The approach of the software and method of the invention, in the illustrated embodiment of Figures 3a to 3e, can be described as:

Fish detection and segment out a fish based on illumination

Filter out all noise with performance-oriented tests for the fishes that are not complete or are over-complete (when groups of fish are "glued" together) Outline of a fish

Depth estimation in head and tail area

Size estimation based on length and height (transverse distance measurements)

· Weight /biomass estimation by using algorithm and/or a database

Add biomass estimation into a report

In the illustrated embodiment, the standard length of the fish is used for length measurement. The standard length is the distance from the tip of the snout to the posterior end of the last vertebra or to the posterior end of the midlateral portion of the hypural plate. Roughly explained in other words, the standard length is the distance from the tip of the nose to where the central part of the tail fin begins. Alternatively, the total length or the fork length can be used.

However, it is crucial that the length measurement is consistent and in agreement with the length measurement of the algorithms and databases used for processing in order to find the biomass.
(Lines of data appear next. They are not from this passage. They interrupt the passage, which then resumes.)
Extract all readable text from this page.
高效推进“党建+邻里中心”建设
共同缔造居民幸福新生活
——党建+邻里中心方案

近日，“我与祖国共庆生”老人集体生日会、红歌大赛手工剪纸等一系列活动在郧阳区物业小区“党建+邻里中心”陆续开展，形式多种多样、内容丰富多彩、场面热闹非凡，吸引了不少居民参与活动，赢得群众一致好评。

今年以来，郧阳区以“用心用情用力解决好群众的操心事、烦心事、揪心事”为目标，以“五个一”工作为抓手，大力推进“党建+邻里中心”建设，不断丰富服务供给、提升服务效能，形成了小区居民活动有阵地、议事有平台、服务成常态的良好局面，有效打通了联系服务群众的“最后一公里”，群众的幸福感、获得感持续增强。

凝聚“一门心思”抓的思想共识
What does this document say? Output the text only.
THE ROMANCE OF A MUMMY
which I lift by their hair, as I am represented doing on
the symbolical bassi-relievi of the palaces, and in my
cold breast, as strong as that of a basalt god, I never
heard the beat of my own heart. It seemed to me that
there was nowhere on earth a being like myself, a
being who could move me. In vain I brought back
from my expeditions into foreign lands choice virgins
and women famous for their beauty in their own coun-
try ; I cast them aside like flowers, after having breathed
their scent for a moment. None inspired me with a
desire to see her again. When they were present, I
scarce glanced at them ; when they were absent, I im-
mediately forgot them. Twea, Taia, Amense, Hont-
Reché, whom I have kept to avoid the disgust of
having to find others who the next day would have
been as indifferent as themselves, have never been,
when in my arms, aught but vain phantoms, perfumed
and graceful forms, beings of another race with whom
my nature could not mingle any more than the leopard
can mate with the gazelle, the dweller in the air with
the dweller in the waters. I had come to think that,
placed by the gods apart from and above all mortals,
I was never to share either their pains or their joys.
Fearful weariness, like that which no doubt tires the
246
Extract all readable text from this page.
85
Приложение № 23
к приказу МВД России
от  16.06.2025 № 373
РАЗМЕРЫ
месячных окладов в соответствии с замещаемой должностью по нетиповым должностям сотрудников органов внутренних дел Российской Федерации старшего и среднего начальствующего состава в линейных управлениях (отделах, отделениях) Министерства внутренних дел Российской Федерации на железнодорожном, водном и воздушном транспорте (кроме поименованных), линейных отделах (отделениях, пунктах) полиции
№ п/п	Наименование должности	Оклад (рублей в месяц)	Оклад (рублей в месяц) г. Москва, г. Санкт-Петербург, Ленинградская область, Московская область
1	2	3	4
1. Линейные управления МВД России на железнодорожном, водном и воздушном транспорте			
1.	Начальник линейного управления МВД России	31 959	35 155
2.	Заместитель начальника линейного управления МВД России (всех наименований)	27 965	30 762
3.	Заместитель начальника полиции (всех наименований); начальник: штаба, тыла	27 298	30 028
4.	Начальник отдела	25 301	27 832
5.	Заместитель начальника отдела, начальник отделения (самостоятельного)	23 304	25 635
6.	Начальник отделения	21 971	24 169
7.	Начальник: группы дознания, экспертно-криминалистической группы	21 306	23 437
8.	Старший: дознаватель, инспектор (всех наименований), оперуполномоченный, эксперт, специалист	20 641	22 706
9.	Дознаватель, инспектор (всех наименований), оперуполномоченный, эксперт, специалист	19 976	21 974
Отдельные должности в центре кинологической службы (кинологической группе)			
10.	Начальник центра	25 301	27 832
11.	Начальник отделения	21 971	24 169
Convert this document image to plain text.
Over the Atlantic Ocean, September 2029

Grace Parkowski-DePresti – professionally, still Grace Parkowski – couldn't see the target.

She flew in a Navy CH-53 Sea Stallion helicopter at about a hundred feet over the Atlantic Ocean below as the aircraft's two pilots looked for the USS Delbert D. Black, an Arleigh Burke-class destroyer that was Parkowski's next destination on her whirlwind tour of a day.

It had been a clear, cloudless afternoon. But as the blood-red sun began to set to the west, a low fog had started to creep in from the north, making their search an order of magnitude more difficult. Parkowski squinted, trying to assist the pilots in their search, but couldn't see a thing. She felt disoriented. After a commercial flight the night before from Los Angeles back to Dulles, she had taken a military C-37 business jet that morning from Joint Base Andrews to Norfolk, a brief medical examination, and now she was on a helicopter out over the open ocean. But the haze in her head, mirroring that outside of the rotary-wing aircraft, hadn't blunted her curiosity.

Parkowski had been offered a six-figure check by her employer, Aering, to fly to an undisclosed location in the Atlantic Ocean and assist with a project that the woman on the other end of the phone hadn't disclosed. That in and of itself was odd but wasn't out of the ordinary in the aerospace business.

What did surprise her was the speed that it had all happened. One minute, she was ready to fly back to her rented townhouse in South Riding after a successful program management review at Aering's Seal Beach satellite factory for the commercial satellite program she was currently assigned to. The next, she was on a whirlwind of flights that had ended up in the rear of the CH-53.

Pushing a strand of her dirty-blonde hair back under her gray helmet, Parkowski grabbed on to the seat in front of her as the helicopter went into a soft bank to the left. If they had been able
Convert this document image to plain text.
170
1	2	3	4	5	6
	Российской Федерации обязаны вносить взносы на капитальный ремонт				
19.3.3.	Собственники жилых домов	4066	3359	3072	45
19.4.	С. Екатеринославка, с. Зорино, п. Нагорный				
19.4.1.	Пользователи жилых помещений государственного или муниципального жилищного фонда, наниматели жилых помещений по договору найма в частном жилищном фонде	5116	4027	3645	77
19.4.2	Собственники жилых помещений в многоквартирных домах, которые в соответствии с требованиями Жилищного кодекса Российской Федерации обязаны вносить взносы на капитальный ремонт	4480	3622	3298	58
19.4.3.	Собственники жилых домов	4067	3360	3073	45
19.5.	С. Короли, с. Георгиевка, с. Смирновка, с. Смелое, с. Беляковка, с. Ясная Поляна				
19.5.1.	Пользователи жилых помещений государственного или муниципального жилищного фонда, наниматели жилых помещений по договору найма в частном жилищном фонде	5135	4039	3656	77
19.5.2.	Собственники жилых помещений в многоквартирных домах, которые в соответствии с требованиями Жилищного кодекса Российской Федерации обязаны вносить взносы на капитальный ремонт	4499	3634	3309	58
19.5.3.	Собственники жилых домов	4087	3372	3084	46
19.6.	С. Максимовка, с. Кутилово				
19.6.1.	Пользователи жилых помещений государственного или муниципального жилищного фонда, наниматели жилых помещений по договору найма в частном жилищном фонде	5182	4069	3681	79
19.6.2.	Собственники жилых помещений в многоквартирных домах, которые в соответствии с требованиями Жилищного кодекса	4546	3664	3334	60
In general, and particularly for fish such as salmonids with highly reflective skin, providing good illumination and high contrast in the captured images or film, the standard length is preferably used. For fish species with dark skin or no particular distinctive color, other length measurements can be preferable. In addition to at least one reliable, consistent length measurement, at least one transverse distance measurement is required to provide sufficient data for finding an outline and the biomass of the fish. If only one transverse distance measurement is used, this is preferably from the midsection center or transverse along the girth of the fish. However, many transverse distances are preferably found and used, preferably so many that an outline of the fish is immediately recognizable by combining all measured distances in their respective position in an image. Preferably, the resolution of the images captured by the measurement unit is sufficiently high to allow recognizing and quantification of lice on fish being measured.

The arrangement of the invention comprises at least one measurement unit and at least one processing unit. The measurement unit comprises a camera or similar optical device for capturing images or film or both. The level of processing in the measurement unit can be anything from no processing to full processing, depending on the measurement and processing units being combined or not. In one embodiment, the processing unit can be a computer in a control room receiving raw data from the measurement unit. In other embodiments, the processing unit can be arranged in a transponder on the rail of the fish cage, as illustrated, only sending biomass data or reports to a control room or computer or other receiver of data. Any intermediate levels in between of processing are possible.

The arrangement of the invention can include any feature or step described or illustrated in the present document, in any operative combination, each such operative combination is an embodiment of the invention. The method of the invention can include any feature or step described or illustrated in the present document, in any operative combination, each such operative combination is an embodiment of the invention.